'Just look at the picture' of Lucas. Mourners see bright sides of 5-year-old's life
The Rev. Jeff Gannon peered out over the 250 people in the auditorium Saturday. Some were already dabbing tears. And he asked them to fix their eyes on the boy’s grinning face on a big screen in front of them.
They were looking at the only school picture that will ever be taken of 5-year-old Lucas Hernandez, a prekindergarten student known for his extra-long eyelashes.
Lucas is the boy who became "Wichita’s son" after he was reported missing from his South Edgemoor home in February. The disappearance lasted more than three months. Police and volunteers searched field after field for him, and strangers worried about him. His face covered a giant missing-child poster on a billboard downtown. Then, in late May, his body was recovered under a Harvey County bridge after his caregiver — his father’s live-in girlfriend, Emily Glass — led a private investigator there. An autopsy couldn’t determine how the boy died, and Glass killed herself two weeks after Lucas' body was found.
Saturday was a day to honor Lucas’ life, an occasion for everyone to try to heal from the trauma.
The service, interwoven with soothing music and smile-provoking videos of Lucas, was held at Wichita State University’s Hughes Metropolitan Complex.
When Gannon asked the relatives, friends and strangers to look up at Lucas’ face, he told them that they were seeing the “most ordinary and most extraordinary little boy all at the same time.”

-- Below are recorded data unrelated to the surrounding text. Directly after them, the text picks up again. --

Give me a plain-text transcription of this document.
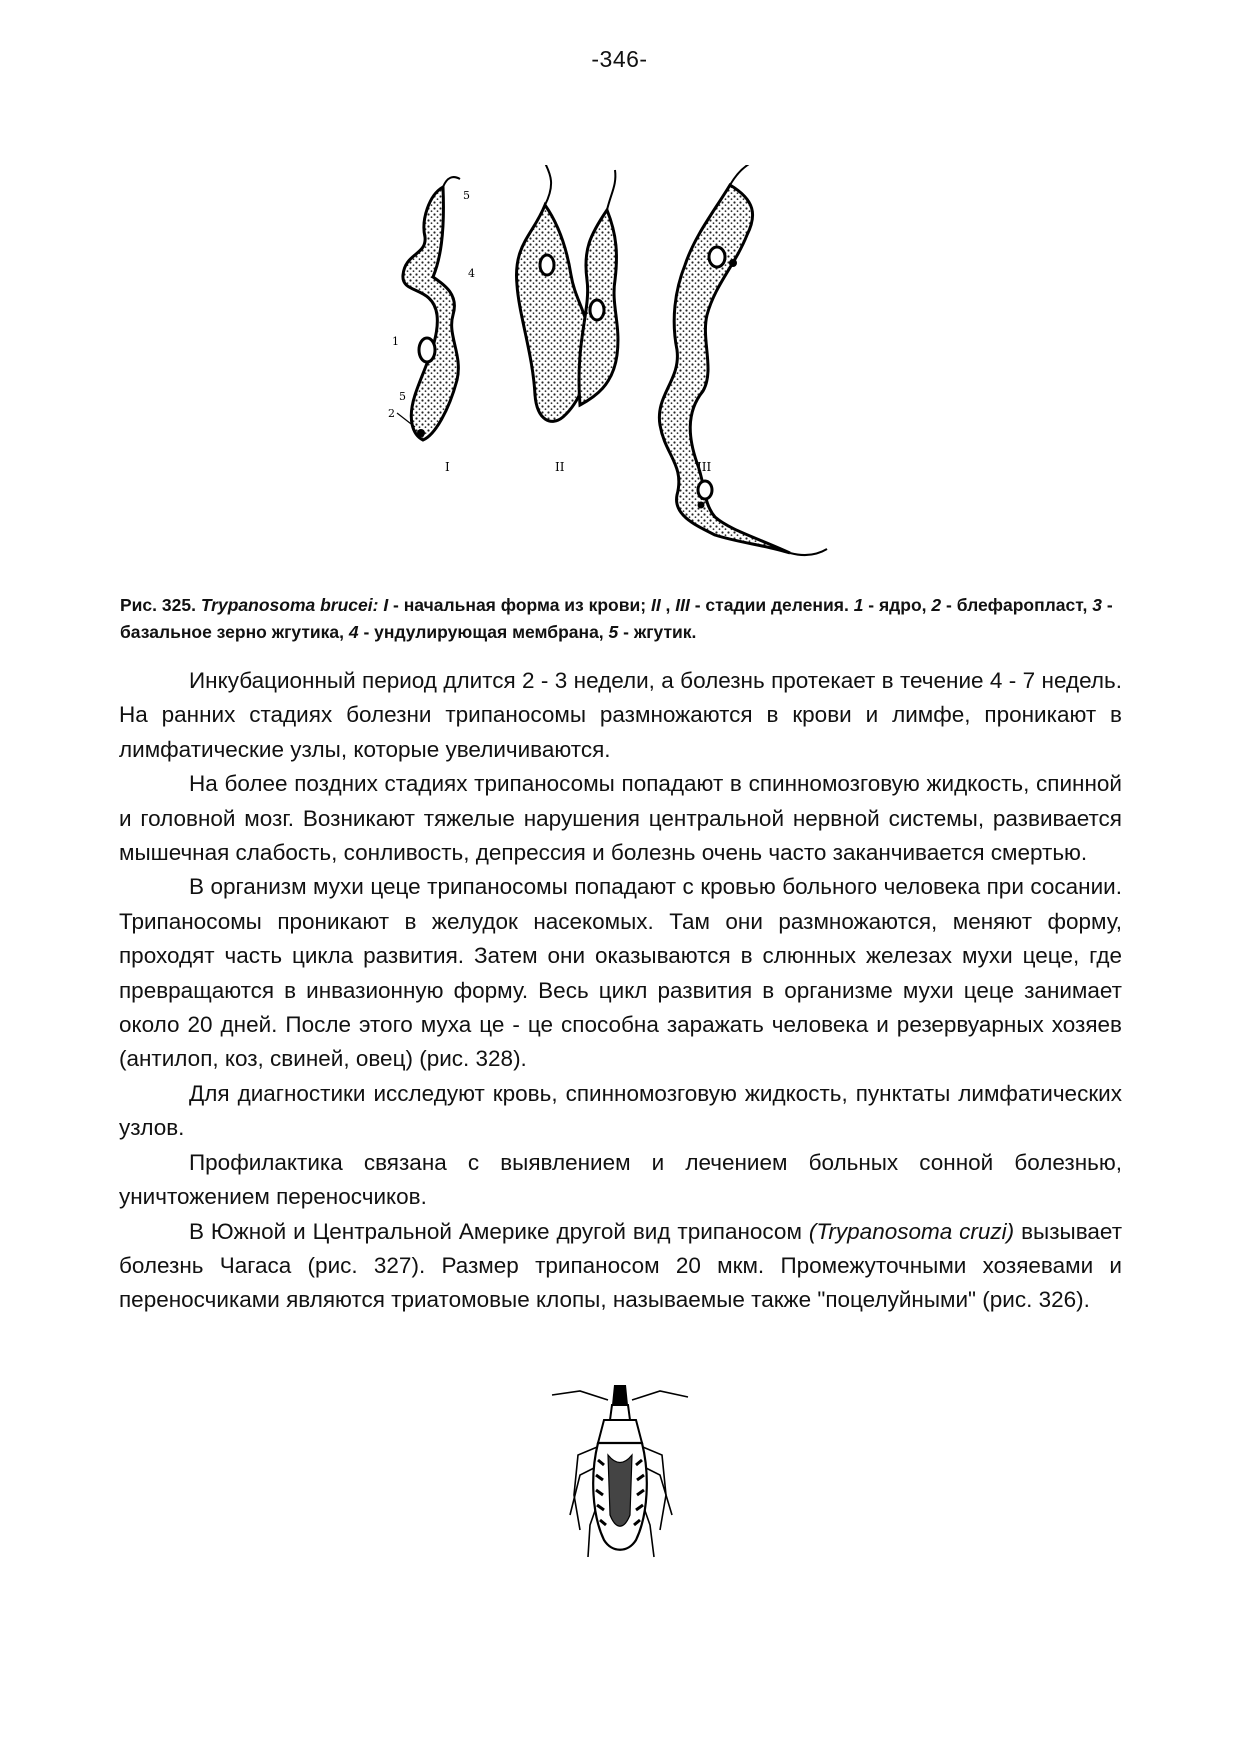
-346-
5
4
1
5
2
I	II	III
Рис. 325. Trypanosoma brucei: I - начальная форма из крови; II , III - стадии деления. 1 - ядро, 2 - блефаропласт, 3 - базальное зерно жгутика, 4 - ундулирующая мембрана, 5 - жгутик.

Инкубационный период длится 2 - 3 недели, а болезнь протекает в течение 4 - 7 недель. На ранних стадиях болезни трипаносомы размножаются в крови и лимфе, проникают в лимфатические узлы, которые увеличиваются.

На более поздних стадиях трипаносомы попадают в спинномозговую жидкость, спинной и головной мозг. Возникают тяжелые нарушения центральной нервной системы, развивается мышечная слабость, сонливость, депрессия и болезнь очень часто заканчивается смертью.

В организм мухи цеце трипаносомы попадают с кровью больного человека при сосании. Трипаносомы проникают в желудок насекомых. Там они размножаются, меняют форму, проходят часть цикла развития. Затем они оказываются в слюнных железах мухи цеце, где превращаются в инвазионную форму. Весь цикл развития в организме мухи цеце занимает около 20 дней. После этого муха це - це способна заражать человека и резервуарных хозяев (антилоп, коз, свиней, овец) (рис. 328).

Для диагностики исследуют кровь, спинномозговую жидкость, пунктаты лимфатических узлов.

Профилактика связана с выявлением и лечением больных сонной болезнью, уничтожением переносчиков.

В Южной и Центральной Америке другой вид трипаносом (Trypanosoma cruzi) вызывает болезнь Чагаса (рис. 327). Размер трипаносом 20 мкм. Промежуточными хозяевами и переносчиками являются триатомовые клопы, называемые также "поцелуйными" (рис. 326).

Gannon described Lucas in terms that people could relate to. Lucas liked root beer and Dr Pepper, cheeseburgers with pickles and the toy aisle at Dollar Tree.
“Just look at the picture,” Gannon kept directing the audience.
Part of what made Lucas extraordinary: He loved to clean the house and run the vacuum cleaner, was born with health problems “but always refused to give up,” had an “angelic little voice,” "angelic eyelashes" and unusual patience and compassion for a child.
His teachers at Beech Elementary shared with the clergy their uplifting experiences with Lucas in preparation for Saturday’s service.
At school, Lucas welcomed homework. He would beg his teacher to read his favorite story, “Pete the Cat.”
He was proud of his Batman shoes and Batman pack.
He was persistent, even with his coloring work.
Someone in the school community came up with the idea of using a stuffed bear with a green scarf to help Lucas’ classmates deal with his disappearance. They called it Lucas the Lion. Anyone could hug Lucas the Lion if they wanted to.
Lucas had a best friend, a classmate who sat next to him. The friend always made sure that Lucas the Lion’s scarf was just right. “She was doing it for Lucas,” Gannon said.
Another speaker, Tim Miller, director of Texas EquuSearch — a non-profit, all-volunteer group devoted to searching for missing people — told the mourners that "this healing process is going to be long and painful.”
Some people might feel guilt over what-ifs or wonder if there were warning signs with Lucas, he said.
The question now, Miller said, is what can society do to prevent more missing-children cases?
“What are we going to do now?" he repeated. "Let’s not allow his death to be in vain.”
Sheila Medlam, one of the key organizers of Saturday’s service and a leader of one of the search teams who tried to find Lucas, read a statement from District Attorney Marc Bennett saying that Lucas’ disappearance and death touched an entire community. “Lucas will never be forgotten,” Bennett's statement said.
Much of the service dealt with hope, but Father Terry Hedrick also acknowledged the pain.
Hedrick said that Lucas’ mother once said: "Don’t tell me he is in a better place. He should be in the arms of his mother.”
“And that’s true. He should be,” Hedrick said. “But I know today he is in the arms of Jesus. … Jesus said, ‘Let the little children come to me.’”
The audience saw video of Lucas over the five years of his life. It showed him dressed in a pirate’s costume, in front of a Christmas tree, with Santa, kissing his mom, sitting on his dad’s lap, getting a hug from his older sister, staring at a birthday cake and batting a ball.
The stage had been meticulously lined with hundreds of items that had been placed by a constant pilgrimage of mourners at the remote site where his body had been found.
For Saturday's service, the items from the roadside memorial had been collected and carefully cleaned and dusted so they could be arrayed on the stage.
There were toy cars and toy trucks and stuffed bears, monkeys, elephants, tigers, rabbits, dogs and alligators. There were cartoon and action figures: Mickey Mouse, Spider-Man and, of course, Batman.
Before the service, one woman slowly walked past the toys. She wiped tears as a man softly patted her back.
Another woman, in cowboy boots, approached the rows of stuffed animals, nestled so closely together.
She knelt down on one knee in front of the extraordinary display and rested her chin on her hand.
She fixed her eyes on it — a breathtaking outpouring of love for one boy.
It was as if she was recording it for her memory.